Malaysia court denies North Korean’s move to stop US extradition


A North Korean man failed Thursday in a court bid in Malaysia to challenge his potential extradition to the United States to face money laundering charges, but he immediately appealed to the country’s top court.

Defense counsel Gooi Soon Seng said the High Court ruled that prosecutors had followed procedures and rejected Mun Chol Myong’s assertion that the U.S. charge was politically motivated.

Mun, who is in his 50s, has lived in Malaysia for a decade and was arrested in May 2019 after U.S. authorities requested his extradition. Malaysia’s government approved the extradition, but Mun has challenged the U.S. bid.

In his affidavit, Mun denied U.S. accusations that he was involved in supplying prohibited luxury goods from Singapore to North Korea in violation of U.N. sanctions while working in the city-state before moving to Malaysia in 2008.
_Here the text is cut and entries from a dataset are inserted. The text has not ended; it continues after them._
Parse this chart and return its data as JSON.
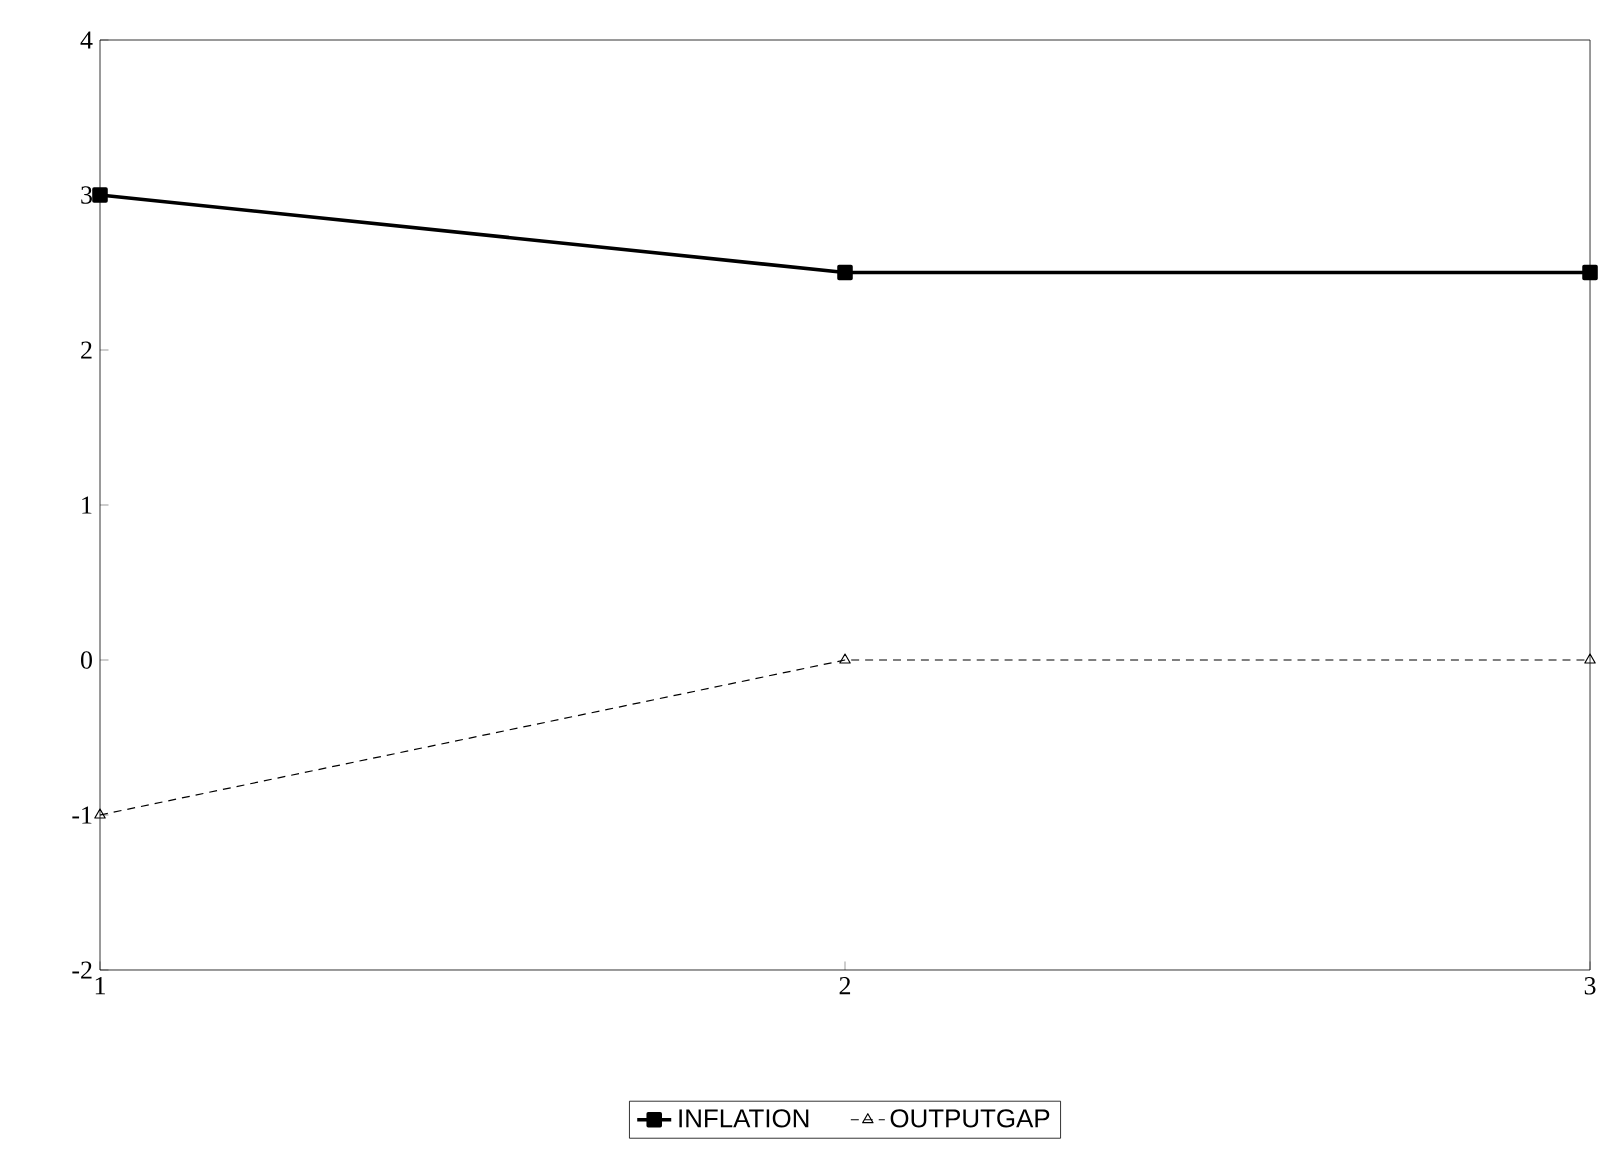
{
  "chart_data": {
    "type": "line",
    "x": [
      1,
      2,
      3
    ],
    "xlim": [
      1,
      3
    ],
    "xticks": [
      1,
      2,
      3
    ],
    "ylim": [
      -2,
      4
    ],
    "yticks": [
      -2,
      -1,
      0,
      1,
      2,
      3,
      4
    ],
    "grid": false,
    "legend": "bottom",
    "series": [
      {
        "name": "INFLATION",
        "color": "#000000",
        "values": [
          3,
          2.5,
          2.5
        ],
        "marker": "square",
        "line_style": "solid"
      },
      {
        "name": "OUTPUTGAP",
        "color": "#000000",
        "values": [
          -1,
          0,
          0
        ],
        "marker": "triangle",
        "line_style": "dashed"
      }
    ]
  }
}
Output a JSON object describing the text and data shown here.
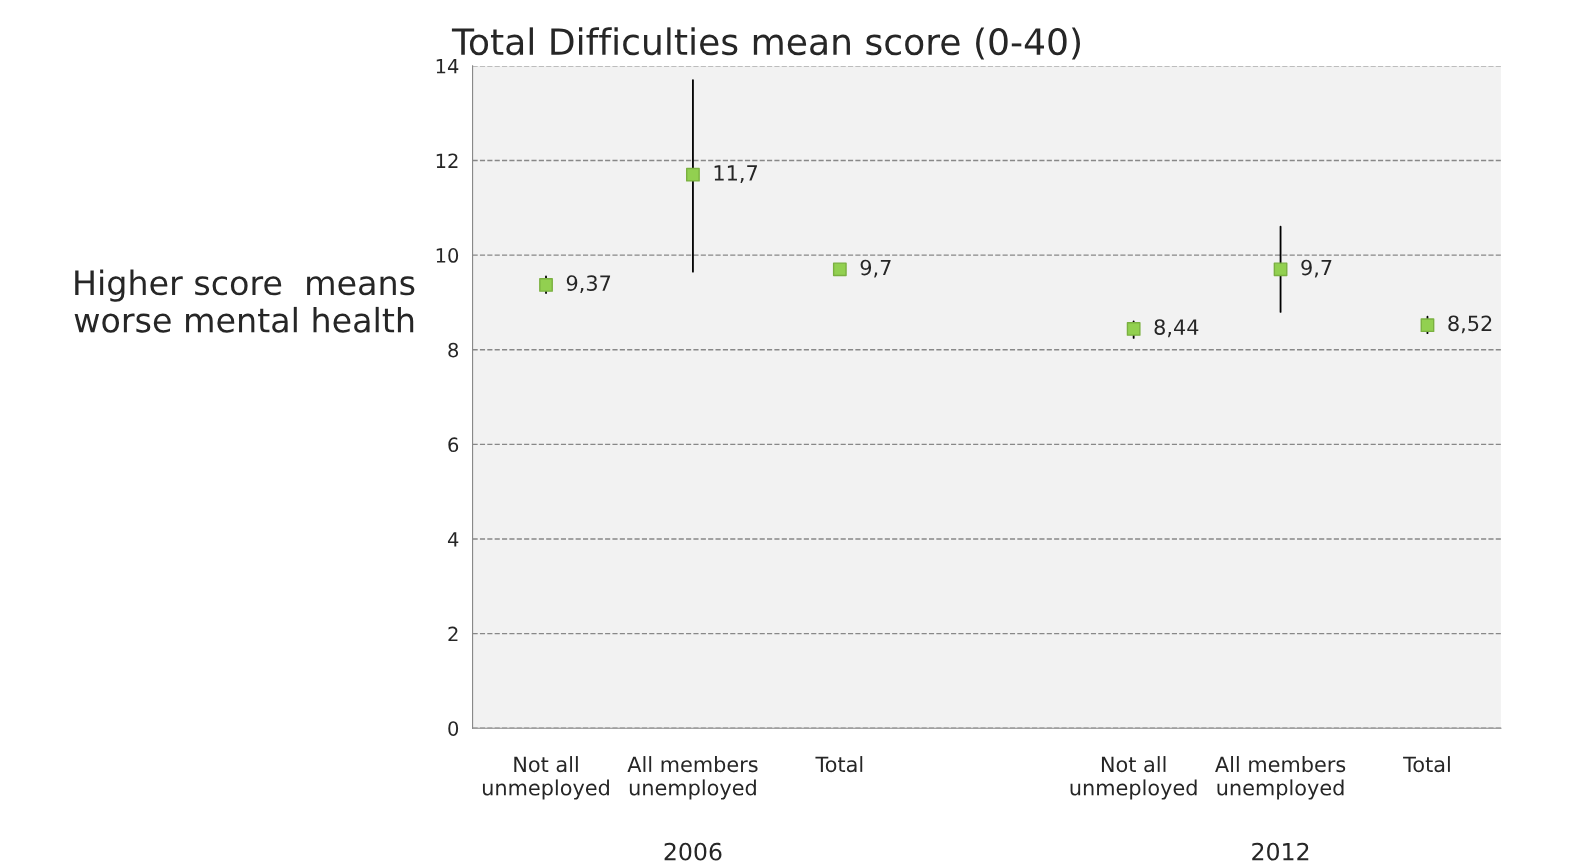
{
  "chart_data": {
    "type": "scatter",
    "title": "Total Difficulties mean score (0-40)",
    "ylabel": "Higher score  means\nworse mental health",
    "categories": [
      "Not all\nunmeployed",
      "All members\nunemployed",
      "Total",
      null,
      "Not all\nunmeployed",
      "All members\nunemployed",
      "Total"
    ],
    "series": [
      {
        "color": "#92d050",
        "values": [
          9.37,
          11.7,
          9.7,
          null,
          8.44,
          9.7,
          8.52
        ],
        "errors": [
          [
            9.2,
            9.55
          ],
          [
            9.65,
            13.7
          ],
          null,
          null,
          [
            8.25,
            8.6
          ],
          [
            8.8,
            10.6
          ],
          [
            8.35,
            8.7
          ]
        ],
        "value_labels": [
          "9,37",
          "11,7",
          "9,7",
          null,
          "8,44",
          "9,7",
          "8,52"
        ]
      }
    ],
    "annotations": [
      "2006",
      "2012"
    ],
    "ylim": [
      0,
      14
    ],
    "yticks": [
      0,
      2,
      4,
      6,
      8,
      10,
      12,
      14
    ],
    "grid": "y",
    "marker": "square"
  }
}
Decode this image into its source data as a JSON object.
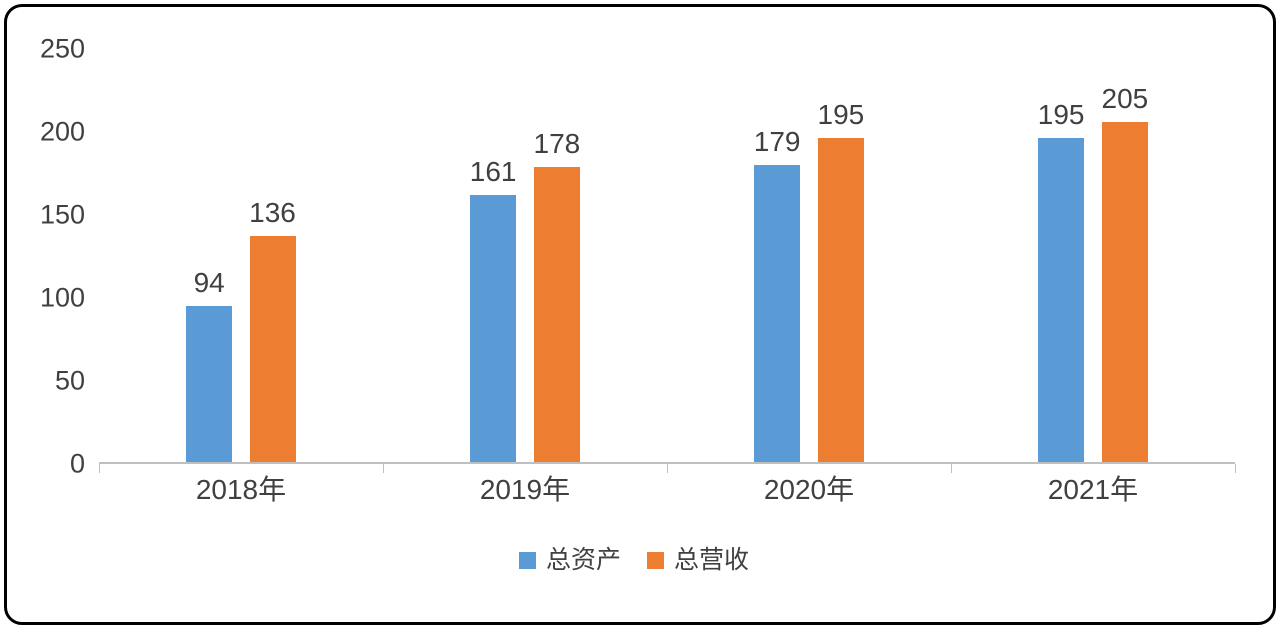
{
  "chart_data": {
    "type": "bar",
    "title": "",
    "xlabel": "",
    "ylabel": "",
    "categories": [
      "2018年",
      "2019年",
      "2020年",
      "2021年"
    ],
    "series": [
      {
        "name": "总资产",
        "color": "#5B9BD5",
        "values": [
          94,
          161,
          179,
          195
        ]
      },
      {
        "name": "总营收",
        "color": "#ED7D31",
        "values": [
          136,
          178,
          195,
          205
        ]
      }
    ],
    "ylim": [
      0,
      250
    ],
    "yticks": [
      0,
      50,
      100,
      150,
      200,
      250
    ],
    "grid": false,
    "legend_position": "bottom",
    "axis_line_color": "#bfbfbf",
    "label_color": "#404040"
  }
}
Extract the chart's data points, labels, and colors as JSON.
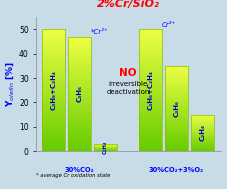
{
  "title": "2%Cr/SiO₂",
  "title_color": "#ff0000",
  "ylabel": "Y$_{olefin}$ [%]",
  "ylabel_color": "blue",
  "ylim": [
    0,
    55
  ],
  "yticks": [
    0,
    10,
    20,
    30,
    40,
    50
  ],
  "background_color": "#c8dce8",
  "groups": [
    {
      "label": "30%CO₂",
      "label_color": "blue",
      "bars": [
        {
          "value": 50,
          "label": "C₃H₆+C₂H₄",
          "color_top": "#eeff44",
          "color_bottom": "#66cc00"
        },
        {
          "value": 47,
          "label": "C₃H₆",
          "color_top": "#eeff44",
          "color_bottom": "#66cc00"
        },
        {
          "value": 3,
          "label": "C₂H₄",
          "color_top": "#eeff44",
          "color_bottom": "#66cc00"
        }
      ],
      "cr_label": "*Cr²⁺",
      "cr_color": "blue",
      "cr_bar_idx": 1
    },
    {
      "label": "30%CO₂+3%O₂",
      "label_color": "blue",
      "bars": [
        {
          "value": 50,
          "label": "C₃H₆+C₂H₄",
          "color_top": "#eeff44",
          "color_bottom": "#66cc00"
        },
        {
          "value": 35,
          "label": "C₃H₆",
          "color_top": "#eeff44",
          "color_bottom": "#66cc00"
        },
        {
          "value": 15,
          "label": "C₂H₄",
          "color_top": "#eeff44",
          "color_bottom": "#66cc00"
        }
      ],
      "cr_label": "Cr³⁺",
      "cr_color": "blue",
      "cr_bar_idx": 0
    }
  ],
  "no_line1": "NO",
  "no_line2": "irreversible",
  "no_line3": "deactivation",
  "footnote": "* average Cr oxidation state",
  "bar_width": 0.13,
  "bar_gap": 0.015,
  "group_sep": 0.12
}
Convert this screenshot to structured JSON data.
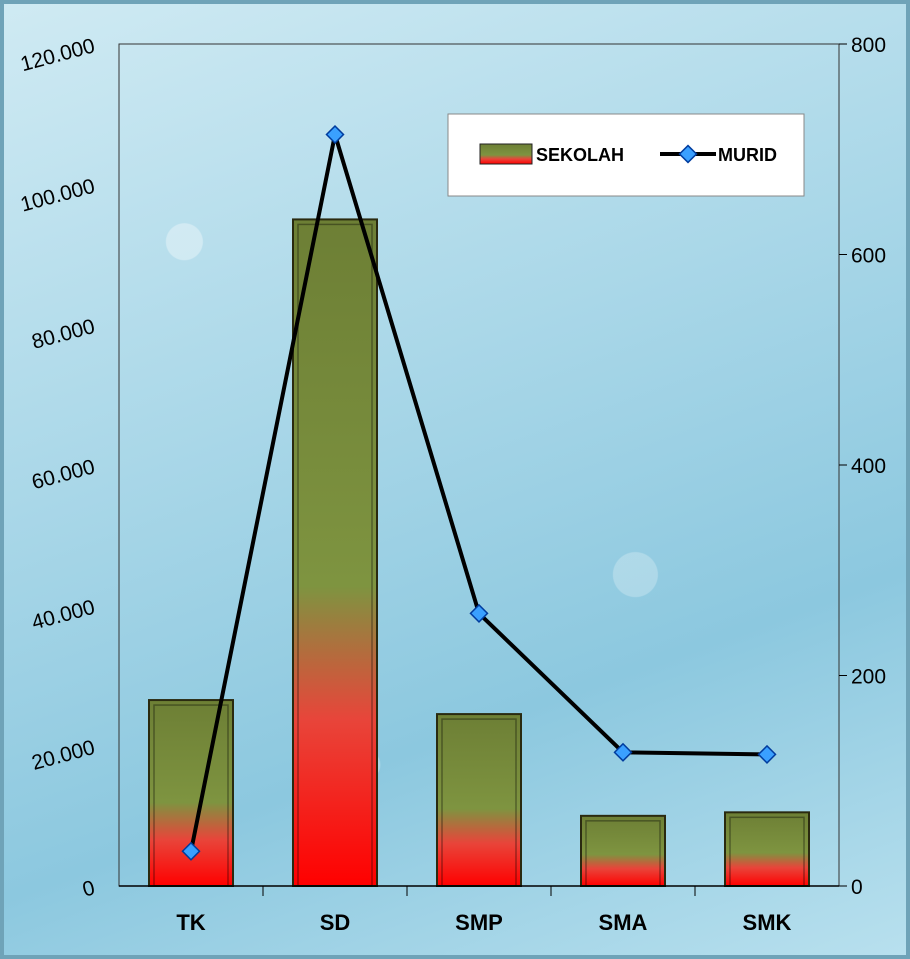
{
  "chart_data": {
    "type": "bar",
    "categories": [
      "TK",
      "SD",
      "SMP",
      "SMA",
      "SMK"
    ],
    "series": [
      {
        "name": "SEKOLAH",
        "kind": "bar",
        "axis": "left",
        "values": [
          26500,
          95000,
          24500,
          10000,
          10500
        ]
      },
      {
        "name": "MURID",
        "kind": "line",
        "axis": "right",
        "values": [
          33,
          714,
          259,
          127,
          125
        ]
      }
    ],
    "y_left": {
      "ticks": [
        "0",
        "20.000",
        "40.000",
        "60.000",
        "80.000",
        "100.000",
        "120.000"
      ],
      "min": 0,
      "max": 120000
    },
    "y_right": {
      "ticks": [
        "0",
        "200",
        "400",
        "600",
        "800"
      ],
      "min": 0,
      "max": 800
    },
    "legend": {
      "position": "top-right",
      "entries": [
        "SEKOLAH",
        "MURID"
      ]
    },
    "colors": {
      "bar_top": "#5e7a2a",
      "bar_bottom": "#ff0000",
      "line": "#000000",
      "marker": "#3aa0ff",
      "plot_bg": "#a9d7e8"
    }
  }
}
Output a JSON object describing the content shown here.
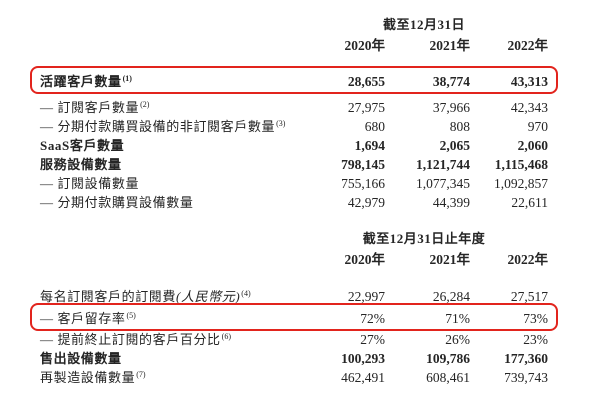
{
  "page": {
    "background_color": "#ffffff",
    "text_color": "#252525",
    "highlight_color": "#e2241d"
  },
  "table1": {
    "period_header": "截至12月31日",
    "years": [
      "2020年",
      "2021年",
      "2022年"
    ],
    "rows": [
      {
        "label": "活躍客戶數量",
        "note": "(1)",
        "v": [
          "28,655",
          "38,774",
          "43,313"
        ]
      },
      {
        "label": "— 訂閱客戶數量",
        "note": "(2)",
        "v": [
          "27,975",
          "37,966",
          "42,343"
        ]
      },
      {
        "label": "— 分期付款購買設備的非訂閱客戶數量",
        "note": "(3)",
        "v": [
          "680",
          "808",
          "970"
        ]
      },
      {
        "label": "SaaS客戶數量",
        "v": [
          "1,694",
          "2,065",
          "2,060"
        ]
      },
      {
        "label": "服務設備數量",
        "v": [
          "798,145",
          "1,121,744",
          "1,115,468"
        ]
      },
      {
        "label": "— 訂閱設備數量",
        "v": [
          "755,166",
          "1,077,345",
          "1,092,857"
        ]
      },
      {
        "label": "— 分期付款購買設備數量",
        "v": [
          "42,979",
          "44,399",
          "22,611"
        ]
      }
    ]
  },
  "table2": {
    "period_header": "截至12月31日止年度",
    "years": [
      "2020年",
      "2021年",
      "2022年"
    ],
    "rows": [
      {
        "label": "每名訂閱客戶的訂閱費",
        "label_it": "(人民幣元)",
        "note": "(4)",
        "v": [
          "22,997",
          "26,284",
          "27,517"
        ]
      },
      {
        "label": "— 客戶留存率",
        "note": "(5)",
        "v": [
          "72%",
          "71%",
          "73%"
        ]
      },
      {
        "label": "— 提前終止訂閱的客戶百分比",
        "note": "(6)",
        "v": [
          "27%",
          "26%",
          "23%"
        ]
      },
      {
        "label": "售出設備數量",
        "v": [
          "100,293",
          "109,786",
          "177,360"
        ]
      },
      {
        "label": "再製造設備數量",
        "note": "(7)",
        "v": [
          "462,491",
          "608,461",
          "739,743"
        ]
      }
    ]
  }
}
Mun denied he laundered funds through front companies and issued fraudulent documents to support illicit shipments to his country. He said in his affidavit that he was the victim of a “politically motivated” extradition request aimed at pressuring his country over its missile program.

Gooi said the judge refused to consider Mun’s affidavit as it was not a trial, a move which he said deprived his client of justice.

“We have filed an appeal to the Federal Court. This offence involves sanctions, and sanctions involve political character,” he said.

Mun was not in court but his wife, daughter and a North Korean embassy official were at the hearing, Gooi said.